LONDON/NEW YORK (Reuters) – Venezuela’s sovereign bonds rallied on Thursday, a day after the United States lifted its ban on secondary market trading of some of the country’s eurobonds.
Quotes for the South American nation’s sovereign debt rose to as much as 20 cents on the dollar while a 2020 note of state oil company PDVSA was up 13 cents at 66.5.
“Prices have almost doubled in the past 24 hours but are still well below the pre-sanctioned levels,” said Edward Cowen, CEO of Winterbrook Capital, who has co-invested in a fund to buy Venezuelan debt.
“Expectations of recovery value on a full restructuring vary between 40-55 cents,” he added, saying that a return to Venezuela’s regular weighting on global indexes like JPMorgan’s would give the prices further support.

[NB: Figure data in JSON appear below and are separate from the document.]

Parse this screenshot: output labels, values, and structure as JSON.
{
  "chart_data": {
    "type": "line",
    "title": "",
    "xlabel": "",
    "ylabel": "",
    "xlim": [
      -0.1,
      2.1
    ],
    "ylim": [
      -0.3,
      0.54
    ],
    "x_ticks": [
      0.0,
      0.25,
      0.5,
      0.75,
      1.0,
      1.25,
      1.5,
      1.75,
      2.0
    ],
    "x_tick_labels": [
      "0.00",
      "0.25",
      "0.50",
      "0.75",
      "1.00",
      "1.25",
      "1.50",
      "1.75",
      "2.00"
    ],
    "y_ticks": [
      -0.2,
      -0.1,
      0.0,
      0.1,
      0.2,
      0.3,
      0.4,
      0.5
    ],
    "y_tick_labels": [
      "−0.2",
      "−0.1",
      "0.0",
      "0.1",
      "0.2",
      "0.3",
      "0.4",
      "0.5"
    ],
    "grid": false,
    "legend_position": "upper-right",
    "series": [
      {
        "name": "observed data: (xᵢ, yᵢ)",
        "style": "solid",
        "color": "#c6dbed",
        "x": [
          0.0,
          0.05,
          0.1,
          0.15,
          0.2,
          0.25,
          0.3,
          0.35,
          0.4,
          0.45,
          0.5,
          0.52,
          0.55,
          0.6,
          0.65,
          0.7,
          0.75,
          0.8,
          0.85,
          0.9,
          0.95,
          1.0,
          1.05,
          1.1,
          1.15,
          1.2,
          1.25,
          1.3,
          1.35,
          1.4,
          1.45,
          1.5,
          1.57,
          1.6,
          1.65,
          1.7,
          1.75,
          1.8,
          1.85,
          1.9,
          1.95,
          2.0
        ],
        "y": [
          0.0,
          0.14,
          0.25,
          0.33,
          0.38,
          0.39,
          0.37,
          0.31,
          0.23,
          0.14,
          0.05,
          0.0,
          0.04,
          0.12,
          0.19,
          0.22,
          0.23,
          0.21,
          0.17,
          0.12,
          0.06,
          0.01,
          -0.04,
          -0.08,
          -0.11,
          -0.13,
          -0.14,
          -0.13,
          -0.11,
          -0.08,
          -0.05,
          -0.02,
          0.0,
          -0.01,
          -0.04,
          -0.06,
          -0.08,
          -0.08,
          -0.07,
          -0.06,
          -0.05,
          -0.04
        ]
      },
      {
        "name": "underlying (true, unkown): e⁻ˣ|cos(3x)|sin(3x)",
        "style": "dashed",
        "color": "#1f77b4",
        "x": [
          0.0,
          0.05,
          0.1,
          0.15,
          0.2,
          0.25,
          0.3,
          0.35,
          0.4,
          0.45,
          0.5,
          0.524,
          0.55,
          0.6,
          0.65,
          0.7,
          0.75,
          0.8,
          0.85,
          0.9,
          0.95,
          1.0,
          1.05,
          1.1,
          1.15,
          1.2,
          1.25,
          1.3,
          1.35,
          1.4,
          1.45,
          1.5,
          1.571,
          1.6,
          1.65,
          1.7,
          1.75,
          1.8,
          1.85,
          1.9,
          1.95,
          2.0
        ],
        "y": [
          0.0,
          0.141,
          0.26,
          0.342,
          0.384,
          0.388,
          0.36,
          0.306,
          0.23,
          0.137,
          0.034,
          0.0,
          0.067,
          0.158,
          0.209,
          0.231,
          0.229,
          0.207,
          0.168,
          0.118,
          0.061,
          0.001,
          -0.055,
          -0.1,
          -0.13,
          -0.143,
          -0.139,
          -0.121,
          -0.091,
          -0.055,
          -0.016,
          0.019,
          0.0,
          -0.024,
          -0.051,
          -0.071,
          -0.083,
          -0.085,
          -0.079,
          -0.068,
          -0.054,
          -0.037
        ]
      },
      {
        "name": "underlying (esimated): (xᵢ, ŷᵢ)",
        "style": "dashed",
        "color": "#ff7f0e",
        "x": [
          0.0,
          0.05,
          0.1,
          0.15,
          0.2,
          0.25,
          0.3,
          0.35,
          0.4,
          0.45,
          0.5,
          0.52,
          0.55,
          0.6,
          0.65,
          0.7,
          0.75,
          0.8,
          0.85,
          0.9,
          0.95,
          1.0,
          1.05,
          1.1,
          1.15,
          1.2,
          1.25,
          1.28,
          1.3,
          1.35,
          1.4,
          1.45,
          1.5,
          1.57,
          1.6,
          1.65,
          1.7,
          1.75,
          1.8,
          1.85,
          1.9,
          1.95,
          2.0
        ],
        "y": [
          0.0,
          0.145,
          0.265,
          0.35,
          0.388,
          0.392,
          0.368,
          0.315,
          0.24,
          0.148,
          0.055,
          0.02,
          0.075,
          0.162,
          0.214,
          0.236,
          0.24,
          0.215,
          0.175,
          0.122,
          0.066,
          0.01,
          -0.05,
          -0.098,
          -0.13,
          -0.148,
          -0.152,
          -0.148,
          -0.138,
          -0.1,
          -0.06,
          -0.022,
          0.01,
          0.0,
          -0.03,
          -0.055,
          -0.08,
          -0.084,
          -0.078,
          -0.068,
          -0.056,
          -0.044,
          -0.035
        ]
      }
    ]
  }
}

On Wednesday, the U.S. Treasury Department said it had amended two licenses to remove its long-held secondary market trading ban on certain Venezuelan sovereign bonds and on the debt and equity of the state-run oil company PDVSA, in response to a deal reached between the government and opposition parties for the 2024 election.
Investor interest had increased after Washington’s decision not to block the potential seizure by creditors of shares in Venezuela’s most important offshore asset, oil refiner Citgo Petroleum Corp.
Yet the decision caught bond investors off guard as negotiations between the Venezuelan government and the opposition are just restarting.
“I think the market was caught by surprise as the ban on secondary trading of bonds was not expected to be removed this early in the negotiation,” said Armando Armenta, an analyst for Latin American fixed-income and currency markets at AllianceBernstein.
“We are sure the U.S. State Department is fully aware of the hurdles ahead and will be ready to act if the Venezuelan government does not comply with their end of the agreement.”
He added that a key development would be whether lead candidate in the opposition primary Maria Corina Machado’s ban to run is removed.
Venezuela and PDVSA, which have more than $60 billion in debt, stopped paying bondholders at the end of 2017 and several creditors filed lawsuits in court.
Small funds and investors outside the United States had looked to increase their exposure to Venezuelan bonds on the expectation of debt renegotiations.